蝶人戯画録

毎日お届けする文芸、映画、エッセイ、詩歌の花束です。

鎌倉の鯨が泳ぐ梶原屋敷


鎌倉ちょっと不思議な物語14回


この小さな谷戸に、鎌倉時代の有名な武将梶原景時が住んでいました。(この物語の「第1回太刀洗篇」で平広常を斬ったあの景時です)

しかし正治元年1199年、梶原景時が小山朝光を将軍の頼家に讒言したことに怒った60名の諸将が連署して景時を弾劾しました。

仕方なく景時は逃亡しましたが、結局駿河の国で吉幡小治郎に殺されてしまいました。

この梶原屋敷は同年の12月に破却され、その跡は長らくの間畑でしたが、いまは工務店の汚らしい道具置き場になっています。
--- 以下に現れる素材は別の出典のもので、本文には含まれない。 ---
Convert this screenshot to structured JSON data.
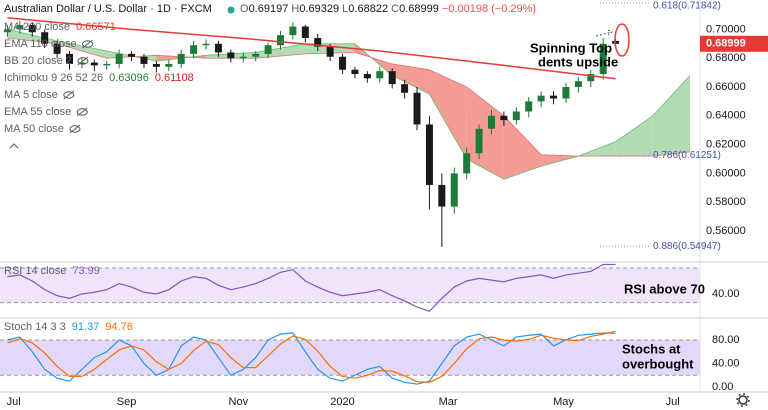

屋敷の入り口の右側には梶原井戸が奇跡的に現存しています。

この井戸の底に近所の明王院の鐘が入っていたそうですが、後に引き上げられたと「十二所地誌新稿」には書いてあります。

 梶原屋敷も驚きですが、もっとびっくりするのはこの屋敷跡入り口に置いてある巨大な2頭の鯨です。きっと梶原景時の霊を慰めながら谷間を遊弋しているのでしょう。